Corporate governance for a family business is no different than corporate governance for any other business. You need to create a board, and if you don’t want to create a board, then I’ve seen families create a council. You need to create a group of advisors to the business from within the family or expand to bring non-family members onboard. Ultimately, the quality and caliber of the board needs to be right; people who have experience in business, people who have experience in the marketplace, people who have an understanding of the culture.
Board members are meant to see issues in advance of them happening and the reason they anticipate those is through experience. If the family doesn’t have the experience to do that, then we advise them to bring on external people and that’s critical. The process of succession planning is a long journey, and sometimes people in our companies say ‘oh I don’t have time,’ or ‘we don’t have the luxury of time,’ but in reality they do.
How can companies seperate family affairs from business?
One of the key things that can support succession planning is the concept of creating something called the ‘family office.’ Families may have a set of businesses that generate money and make profit, but they also have private assets (for example real estate, land, investments in other businesses). Separating those assets from the operating businesses is very important. Sometimes, deciding that this is not where family members need to take up leadership positions is important, because these businesses ultimately generate their future revenues. Instead, this dedicated office is where you can have relatives, because it deals with their private assets. Unless one of the best people for the job is a family member, put relatives into the family office and bring in the best people for that business.
What about the change in generations?
There is a big gap in the quality of education between the generations here. Many Emiratis in their fifties are the first people in their families to learn how to read and write. Another generation down, the education level is far superior.
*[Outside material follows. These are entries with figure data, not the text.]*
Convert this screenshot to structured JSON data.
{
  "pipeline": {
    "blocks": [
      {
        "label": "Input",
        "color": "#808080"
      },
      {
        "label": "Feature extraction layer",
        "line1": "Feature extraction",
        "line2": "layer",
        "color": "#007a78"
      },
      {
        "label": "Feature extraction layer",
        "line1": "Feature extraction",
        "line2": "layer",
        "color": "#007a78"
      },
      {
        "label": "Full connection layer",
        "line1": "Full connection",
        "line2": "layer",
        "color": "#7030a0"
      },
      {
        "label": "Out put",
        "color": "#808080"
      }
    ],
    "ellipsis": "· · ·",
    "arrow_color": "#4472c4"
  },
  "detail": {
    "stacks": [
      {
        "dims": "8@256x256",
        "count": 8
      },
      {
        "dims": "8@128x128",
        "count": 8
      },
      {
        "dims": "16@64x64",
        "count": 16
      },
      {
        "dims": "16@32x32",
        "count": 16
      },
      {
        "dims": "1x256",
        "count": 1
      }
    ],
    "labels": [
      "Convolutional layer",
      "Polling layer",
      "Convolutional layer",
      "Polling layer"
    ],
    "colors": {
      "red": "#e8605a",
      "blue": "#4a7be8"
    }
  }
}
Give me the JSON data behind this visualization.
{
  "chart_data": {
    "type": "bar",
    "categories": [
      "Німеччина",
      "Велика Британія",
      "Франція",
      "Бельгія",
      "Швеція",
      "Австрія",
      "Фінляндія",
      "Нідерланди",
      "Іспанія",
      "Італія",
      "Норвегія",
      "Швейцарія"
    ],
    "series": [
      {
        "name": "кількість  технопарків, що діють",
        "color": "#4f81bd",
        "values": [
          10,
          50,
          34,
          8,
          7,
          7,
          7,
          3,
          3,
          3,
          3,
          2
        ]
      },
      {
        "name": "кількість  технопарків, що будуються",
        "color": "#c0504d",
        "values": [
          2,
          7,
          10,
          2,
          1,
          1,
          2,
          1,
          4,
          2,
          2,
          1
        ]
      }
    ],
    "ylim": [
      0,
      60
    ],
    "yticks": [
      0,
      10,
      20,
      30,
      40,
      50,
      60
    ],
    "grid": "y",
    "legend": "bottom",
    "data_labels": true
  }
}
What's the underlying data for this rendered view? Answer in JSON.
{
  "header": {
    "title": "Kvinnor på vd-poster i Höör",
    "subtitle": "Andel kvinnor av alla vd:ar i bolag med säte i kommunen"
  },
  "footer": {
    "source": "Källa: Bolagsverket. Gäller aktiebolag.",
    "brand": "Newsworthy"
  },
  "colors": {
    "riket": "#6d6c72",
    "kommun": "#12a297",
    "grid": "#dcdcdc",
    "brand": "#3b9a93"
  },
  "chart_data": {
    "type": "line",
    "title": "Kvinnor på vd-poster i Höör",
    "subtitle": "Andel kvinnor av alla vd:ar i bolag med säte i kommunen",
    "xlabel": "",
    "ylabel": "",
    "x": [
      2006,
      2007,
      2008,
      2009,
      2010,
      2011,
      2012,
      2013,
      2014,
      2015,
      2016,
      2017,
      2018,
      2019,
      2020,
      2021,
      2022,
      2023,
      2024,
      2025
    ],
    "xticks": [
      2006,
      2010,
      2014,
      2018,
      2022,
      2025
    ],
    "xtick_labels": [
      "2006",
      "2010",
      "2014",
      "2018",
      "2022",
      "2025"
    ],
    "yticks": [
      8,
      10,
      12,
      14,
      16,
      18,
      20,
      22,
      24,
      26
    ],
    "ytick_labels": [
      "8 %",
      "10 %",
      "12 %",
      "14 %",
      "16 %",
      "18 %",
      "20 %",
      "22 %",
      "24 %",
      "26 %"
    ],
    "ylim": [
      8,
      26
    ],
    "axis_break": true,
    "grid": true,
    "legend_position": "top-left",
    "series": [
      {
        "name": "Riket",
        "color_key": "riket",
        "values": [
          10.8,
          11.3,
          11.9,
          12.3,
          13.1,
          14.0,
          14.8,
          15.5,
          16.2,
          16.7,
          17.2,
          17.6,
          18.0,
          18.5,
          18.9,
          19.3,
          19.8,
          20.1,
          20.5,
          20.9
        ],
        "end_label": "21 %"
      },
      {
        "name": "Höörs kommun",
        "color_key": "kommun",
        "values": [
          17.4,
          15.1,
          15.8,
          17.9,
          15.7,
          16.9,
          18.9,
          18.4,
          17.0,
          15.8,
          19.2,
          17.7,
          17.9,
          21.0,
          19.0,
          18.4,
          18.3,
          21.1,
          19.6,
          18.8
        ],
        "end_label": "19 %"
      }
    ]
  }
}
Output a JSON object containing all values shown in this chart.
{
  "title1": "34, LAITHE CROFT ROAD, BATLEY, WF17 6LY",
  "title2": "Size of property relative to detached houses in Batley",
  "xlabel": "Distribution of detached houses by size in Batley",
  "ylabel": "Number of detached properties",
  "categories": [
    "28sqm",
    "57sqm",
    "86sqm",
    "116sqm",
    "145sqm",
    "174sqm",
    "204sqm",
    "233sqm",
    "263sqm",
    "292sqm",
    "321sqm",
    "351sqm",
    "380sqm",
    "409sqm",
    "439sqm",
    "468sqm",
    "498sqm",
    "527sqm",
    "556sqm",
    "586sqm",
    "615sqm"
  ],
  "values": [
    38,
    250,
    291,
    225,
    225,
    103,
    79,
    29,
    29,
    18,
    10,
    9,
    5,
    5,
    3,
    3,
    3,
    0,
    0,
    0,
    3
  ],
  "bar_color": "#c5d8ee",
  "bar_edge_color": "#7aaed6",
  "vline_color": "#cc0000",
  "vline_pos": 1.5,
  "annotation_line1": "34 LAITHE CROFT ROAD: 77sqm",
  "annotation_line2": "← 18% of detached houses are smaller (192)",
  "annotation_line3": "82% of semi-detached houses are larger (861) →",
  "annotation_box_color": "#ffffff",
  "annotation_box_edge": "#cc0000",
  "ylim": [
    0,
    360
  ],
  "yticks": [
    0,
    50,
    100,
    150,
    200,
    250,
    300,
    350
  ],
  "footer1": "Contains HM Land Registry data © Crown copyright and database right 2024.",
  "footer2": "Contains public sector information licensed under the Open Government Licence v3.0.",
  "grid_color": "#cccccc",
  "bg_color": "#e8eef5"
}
However, even if your education was basic, but you were still able to successfully build a business, it means you have other very good skills; it means you have great negotiation and trading skills—you do everything based on relationships. The younger generation is educated, and they make their decisions based on different criteria; everything is logic based. This clash of decision making based on logic versus decision making based on relationships can lead to clashes in families.